Seeing this Jack tells her a story about his own fear. About his first spinal surgery, where during the operation he accidentally cut a crucial sack in the patients back that would soon kill them if not fixed. He tells her how he was overcome with fear, paralysed by it. Then he tells her how he gave himself five seconds. He said to himself; “you can be scared, terrified, for five seconds”. After those five seconds are up you are going to stitch this sack up, save the patient’s life and finish the surgery. And that’s what he did. Roused by the speech Kate does the same.

That is the story that came to me. That is what roused me to action. Our bodies have our survival at their core. If you face fear and choose to step forwards incredible things can happen.

For me Jack spoke to Kate. Except it wasn’t Kate it was me and I was Jack too. I had seen someone else look at the impossible and do it! I had seen someone step past fear and save a life. Even before I had heard about Wim Hof and the Wim Hof Method that espouses this and proves it through science, I knew in that moment it was possible. Kate sewed him up and he ultimately led the survivors through 5 confusing seasons of partly seminal TV.

I think it was the complete lack of options that made adopting “Lost” such a clear choice for me in that moment. I gave myself 5 seconds, I cried, then I stopped and took my first step. I reached up, held my eyelid shut and showered.

That shower cleaned more than just my skin. I made my way back to the ward anew. I knew then that was my 5 seconds over, my crying was done. I had given it its time and now there was action to take. I had things to do. I had sewn myself up and was ready for episode 2… with John Locke and his big bag of knives…(if you haven’t seen it already I’d recommend the first three seasons of lost!).

The mind is a crazy thing. I had my conviction, forged in fire. I was in the present, taking one step at a time. Now I just had to keep taking those steps.

But what were those steps? What could I do when nothing was known, and everything was possible? As we touched on earlier, I did the next thing I couldn’t do. It seemed obvious to me. If you cannot move, you try to move your toe. Once you can move your toe you try and move your foot, once you can move your foot you try and move your leg. Once you can do that you try to sit up, then you try to stand, then walk, then run. Once you get to the point of running being sure to remember to learn how to stop first, (Something I forgot, with hilarious results).

Every day I did whatever was at the limit of my ability until I could do it. Then I had a new limit and did the next thing. Once I went down that road for years I had to factor in mental as well as physical obstacles, such as fatigue, rest, and slower recovery but for now I was off.

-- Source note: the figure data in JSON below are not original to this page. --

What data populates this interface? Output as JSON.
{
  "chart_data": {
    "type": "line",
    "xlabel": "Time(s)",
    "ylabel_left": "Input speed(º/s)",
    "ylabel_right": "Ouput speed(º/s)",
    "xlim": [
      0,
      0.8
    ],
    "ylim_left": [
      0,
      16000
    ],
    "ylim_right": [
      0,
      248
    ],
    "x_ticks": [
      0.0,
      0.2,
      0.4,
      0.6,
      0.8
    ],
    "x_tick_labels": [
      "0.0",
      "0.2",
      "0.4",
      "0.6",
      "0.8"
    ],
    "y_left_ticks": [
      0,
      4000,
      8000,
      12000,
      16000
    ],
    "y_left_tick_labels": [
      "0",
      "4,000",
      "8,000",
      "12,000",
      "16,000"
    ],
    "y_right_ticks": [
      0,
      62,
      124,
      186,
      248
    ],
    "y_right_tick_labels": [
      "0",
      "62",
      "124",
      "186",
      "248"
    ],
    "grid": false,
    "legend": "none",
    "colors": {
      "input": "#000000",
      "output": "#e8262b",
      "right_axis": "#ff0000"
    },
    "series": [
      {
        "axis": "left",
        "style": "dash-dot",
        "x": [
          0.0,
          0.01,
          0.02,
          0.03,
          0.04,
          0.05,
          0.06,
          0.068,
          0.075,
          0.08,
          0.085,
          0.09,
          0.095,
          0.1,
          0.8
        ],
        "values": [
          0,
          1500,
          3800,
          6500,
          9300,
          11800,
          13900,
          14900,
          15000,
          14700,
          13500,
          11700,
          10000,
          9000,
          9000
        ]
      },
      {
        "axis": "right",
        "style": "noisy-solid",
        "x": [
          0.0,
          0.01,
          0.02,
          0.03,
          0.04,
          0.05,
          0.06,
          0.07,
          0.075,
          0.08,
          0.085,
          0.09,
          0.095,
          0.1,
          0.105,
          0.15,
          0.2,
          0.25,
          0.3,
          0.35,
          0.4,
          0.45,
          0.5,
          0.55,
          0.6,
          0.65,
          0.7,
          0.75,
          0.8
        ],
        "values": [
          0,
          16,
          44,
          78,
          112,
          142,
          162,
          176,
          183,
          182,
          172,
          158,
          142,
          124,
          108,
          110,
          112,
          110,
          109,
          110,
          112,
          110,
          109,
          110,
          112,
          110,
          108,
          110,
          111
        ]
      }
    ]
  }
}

Not much has changed since then. I keep doing the thing I cannot do until I can do it. I now also factor in what I want into that equation. For example, I’m pretty sure I cannot jump from the high dive and do a perfect double tuck but that is barely useful in my everyday life as a writer, so I let it slide. You will have your own hierarchy of importance. Perhaps it’s pick up your child? Or walk around the block? Or simply do two things in a day as was my goal for the first couple of years. My goal now is still the same and it’s a bloody good one, “Be the healthiest and happiest I have ever been”. I have grown a lot since I set it and it means something different to me as each day passes, as new things fold in and out of it, but it doesn’t matter because I am only focused on today and I am only doing what I can’t do today. One step at a time. Once I started doing things, doing them became the purpose. The cataloguing a recovery and measuring my progress faded away into insignificance. I’d conditioned myself, quite by accident, to follow an ancient teaching I’d never been able to consciously adopt; “A journey of a thousand miles begins with a single step”. Each day, each step was good enough. Fun even! And If I didn’t do it that day it didn’t matter because my goal was to try and do it and I had done just that. There would be time to try again tomorrow.